Abenomics At Work: Japan’s April Output And Orders Fall Sharply

Abenomics said Japanese stimulus efforts would offset tax hikes. I disagreed. Although one month is not proof, Markit reports Japanese Output and New Orders Decline For First Time in 14 Months Following Tax Hike

Key points:

Output falls at fastest pace since December 2012
New orders also down; exports decline slightly
Rate of job creation accelerates to highest since February 2007

Summary: Japanese manufacturing firms saw a decline in output for the first time in 14 months in April. Alongside this fall in output was a deterioration in new orders which also decreased for the first time in 14 months. In both cases, firms linked the reductions to the rise in the sales tax.

The headline seasonally adjusted Markit/JMMA Purchasing Managers’ Index™ (PMI™ ) – a composite indicator designed to provide a single – figure snapshot of the performance of the manufacturing economy – posted at 49.4 in April, down from 53.9 in March. This was the first time in 14 months that the Japanese manufacturing sector saw a deterioration in business conditions. Output fell to the greatest extent seen since December 2012.

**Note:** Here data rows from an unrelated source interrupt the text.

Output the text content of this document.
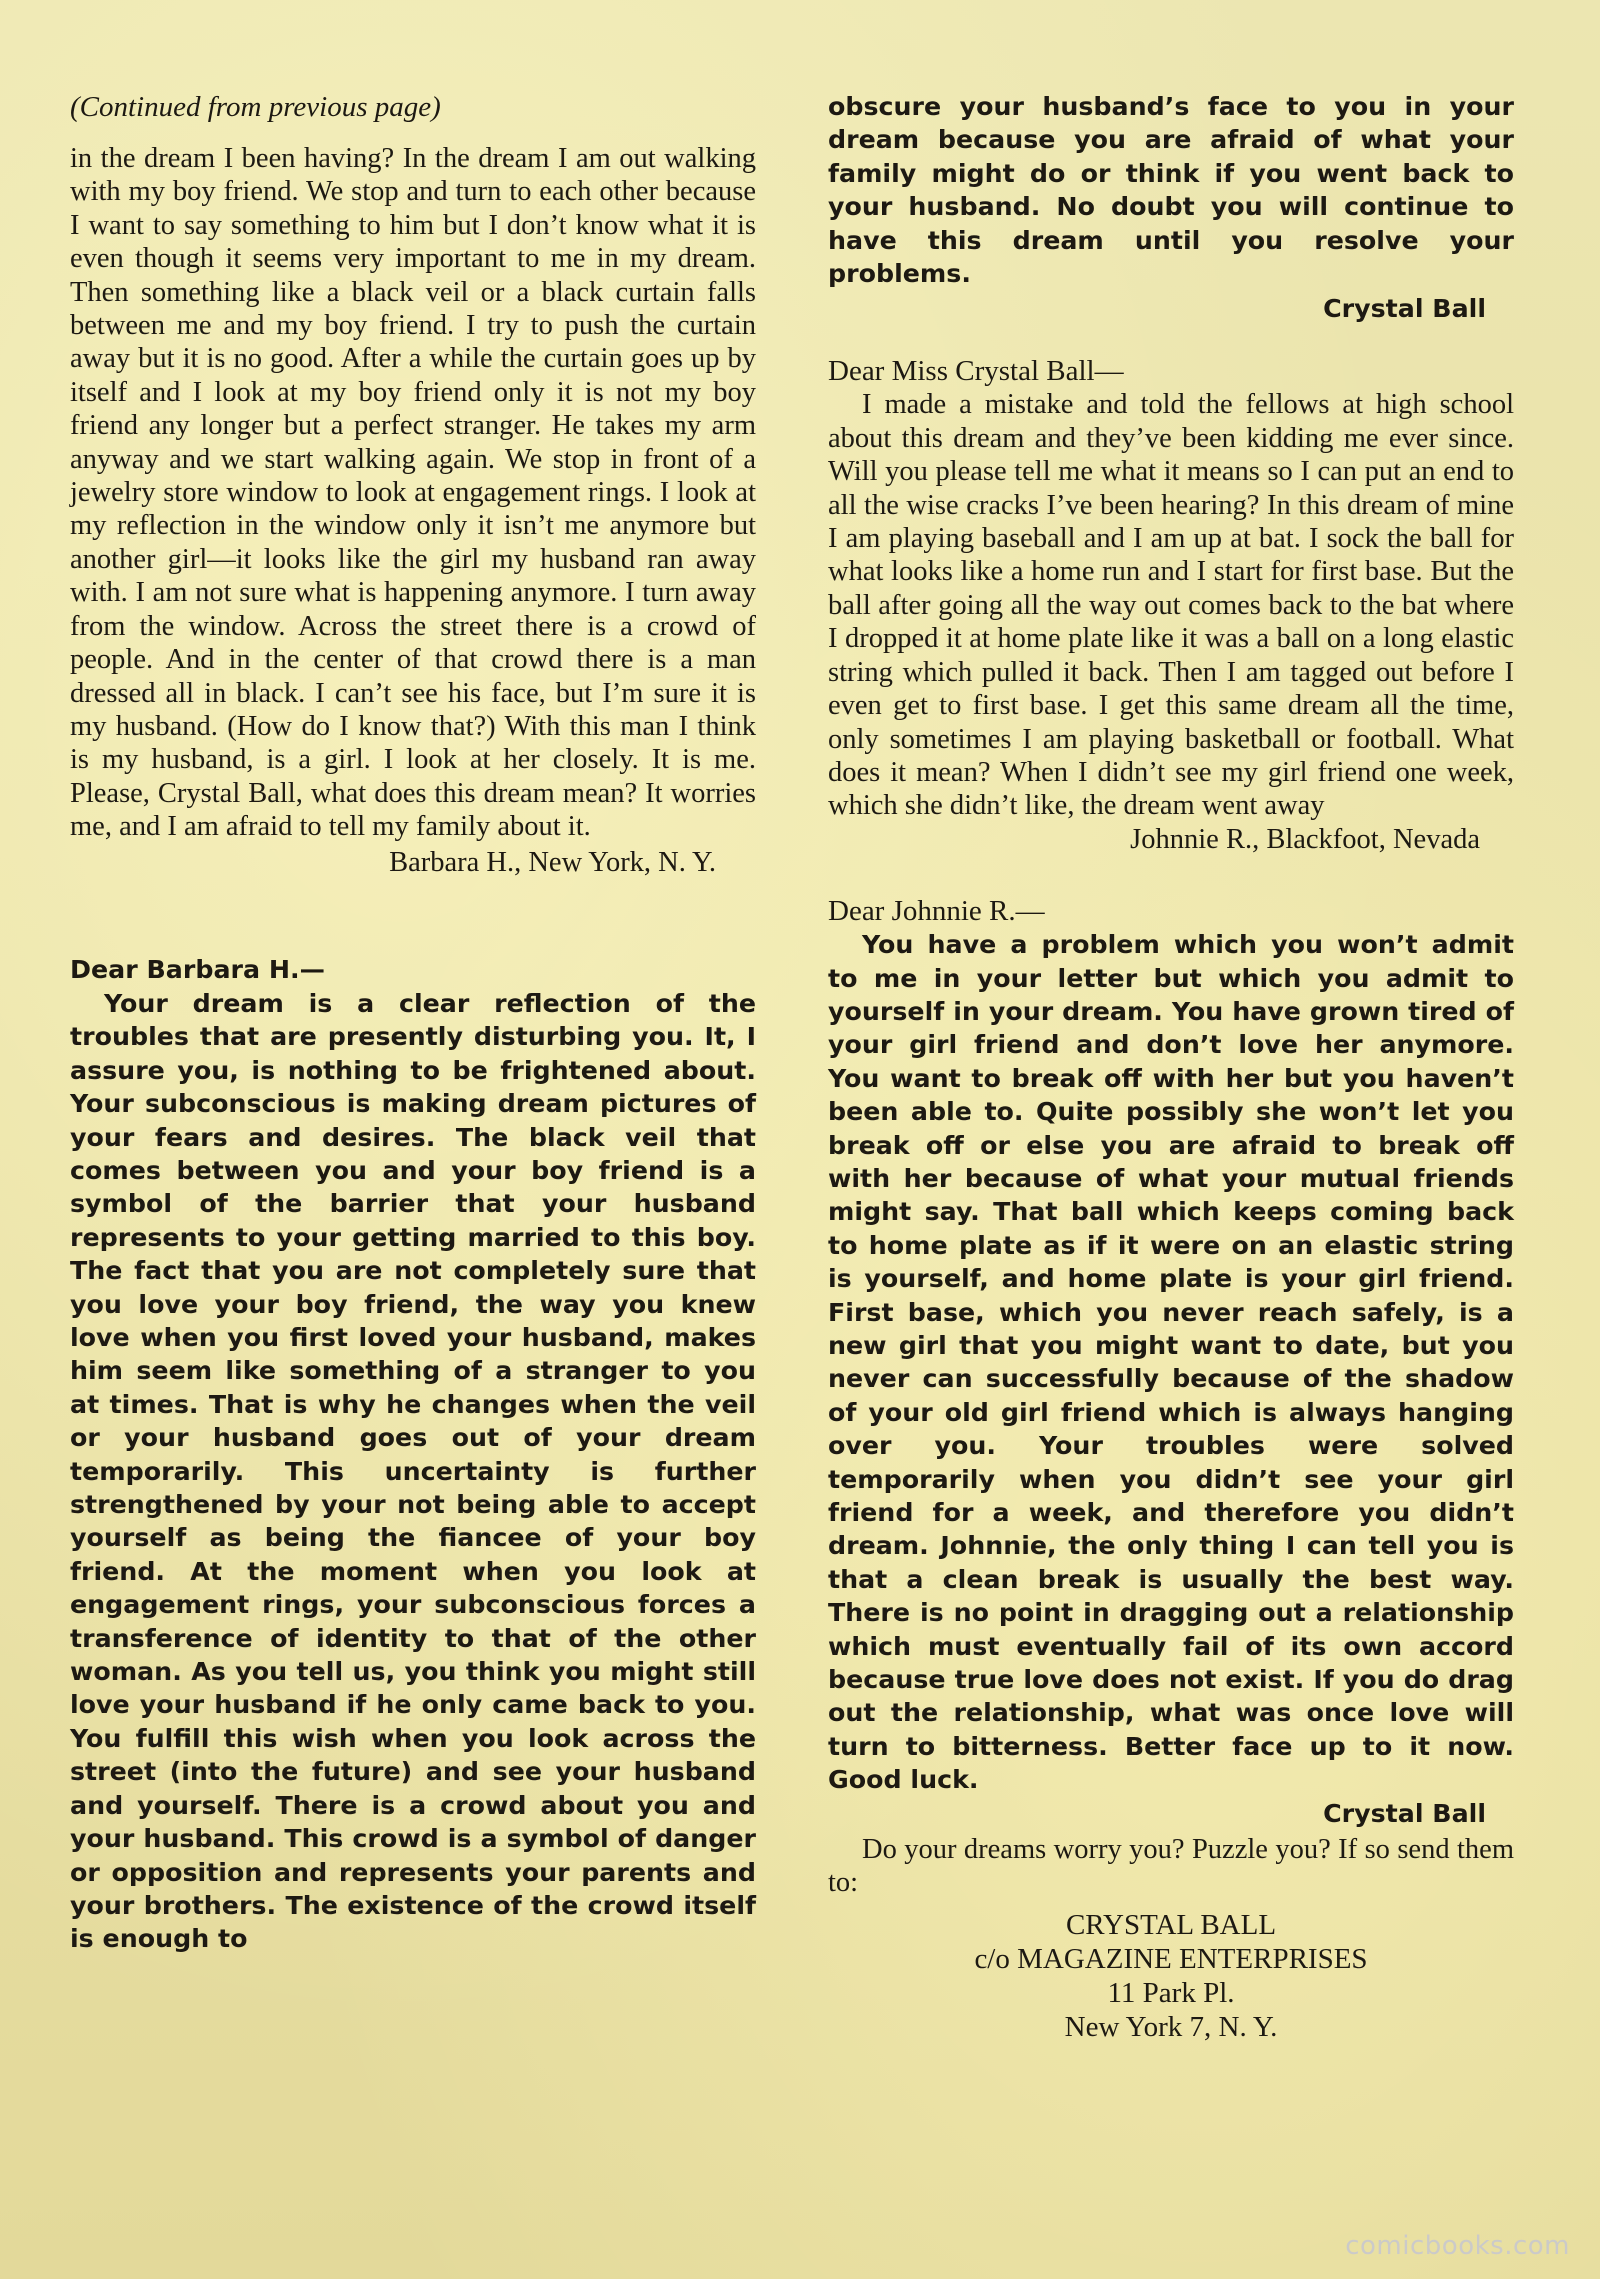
(Continued from previous page)

in the dream I been having? In the dream I am out walking with my boy friend. We stop and turn to each other because I want to say something to him but I don’t know what it is even though it seems very important to me in my dream. Then something like a black veil or a black curtain falls between me and my boy friend. I try to push the curtain away but it is no good. After a while the curtain goes up by itself and I look at my boy friend only it is not my boy friend any longer but a perfect stranger. He takes my arm anyway and we start walking again. We stop in front of a jewelry store window to look at engagement rings. I look at my reflection in the window only it isn’t me anymore but another girl—it looks like the girl my husband ran away with. I am not sure what is happening anymore. I turn away from the window. Across the street there is a crowd of people. And in the center of that crowd there is a man dressed all in black. I can’t see his face, but I’m sure it is my husband. (How do I know that?) With this man I think is my husband, is a girl. I look at her closely. It is me. Please, Crystal Ball, what does this dream mean? It worries me, and I am afraid to tell my family about it.

Barbara H., New York, N. Y.

Dear Barbara H.—

Your dream is a clear reflection of the troubles that are presently disturbing you. It, I assure you, is nothing to be frightened about. Your subconscious is making dream pictures of your fears and desires. The black veil that comes between you and your boy friend is a symbol of the barrier that your husband represents to your getting married to this boy. The fact that you are not completely sure that you love your boy friend, the way you knew love when you first loved your husband, makes him seem like something of a stranger to you at times. That is why he changes when the veil or your husband goes out of your dream temporarily. This uncertainty is further strengthened by your not being able to accept yourself as being the fiancee of your boy friend. At the moment when you look at engagement rings, your subconscious forces a transference of identity to that of the other woman. As you tell us, you think you might still love your husband if he only came back to you. You fulfill this wish when you look across the street (into the future) and see your husband and yourself. There is a crowd about you and your husband. This crowd is a symbol of danger or opposition and represents your parents and your brothers. The existence of the crowd itself is enough to

obscure your husband’s face to you in your dream because you are afraid of what your family might do or think if you went back to your husband. No doubt you will continue to have this dream until you resolve your problems.

Crystal Ball

Dear Miss Crystal Ball—

I made a mistake and told the fellows at high school about this dream and they’ve been kidding me ever since. Will you please tell me what it means so I can put an end to all the wise cracks I’ve been hearing? In this dream of mine I am playing baseball and I am up at bat. I sock the ball for what looks like a home run and I start for first base. But the ball after going all the way out comes back to the bat where I dropped it at home plate like it was a ball on a long elastic string which pulled it back. Then I am tagged out before I even get to first base. I get this same dream all the time, only sometimes I am playing basketball or football. What does it mean? When I didn’t see my girl friend one week, which she didn’t like, the dream went away

Johnnie R., Blackfoot, Nevada

Dear Johnnie R.—

You have a problem which you won’t admit to me in your letter but which you admit to yourself in your dream. You have grown tired of your girl friend and don’t love her anymore. You want to break off with her but you haven’t been able to. Quite possibly she won’t let you break off or else you are afraid to break off with her because of what your mutual friends might say. That ball which keeps coming back to home plate as if it were on an elastic string is yourself, and home plate is your girl friend. First base, which you never reach safely, is a new girl that you might want to date, but you never can successfully because of the shadow of your old girl friend which is always hanging over you. Your troubles were solved temporarily when you didn’t see your girl friend for a week, and therefore you didn’t dream. Johnnie, the only thing I can tell you is that a clean break is usually the best way. There is no point in dragging out a relationship which must eventually fail of its own accord because true love does not exist. If you do drag out the relationship, what was once love will turn to bitterness. Better face up to it now. Good luck.

Crystal Ball

Do your dreams worry you? Puzzle you? If so send them to:

CRYSTAL BALL

c/o MAGAZINE ENTERPRISES

11 Park Pl.

New York 7, N. Y.

comicbooks.com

The main contributor according to anecdotal evidence was a decline in demand. Indeed, similar to output, new orders decreased, with evidence suggesting the increase in the sales tax was the main factor behind lower new orders, as clients had brought forward purchases in March to avoid paying additional costs the following month.

Japan Manufacturing PMI

Abenomics in Review

One month does not present a complete picture. However, Abenomics has so far resulted in a declining Japanese balance of trade, inflation (foolishly wanted), little to no increase in exports, and soaring import costs (especially food and energy).

For those results, many leading world economists think prime minister Shinzo Abe is a hero. In contrast, I think he is a fool.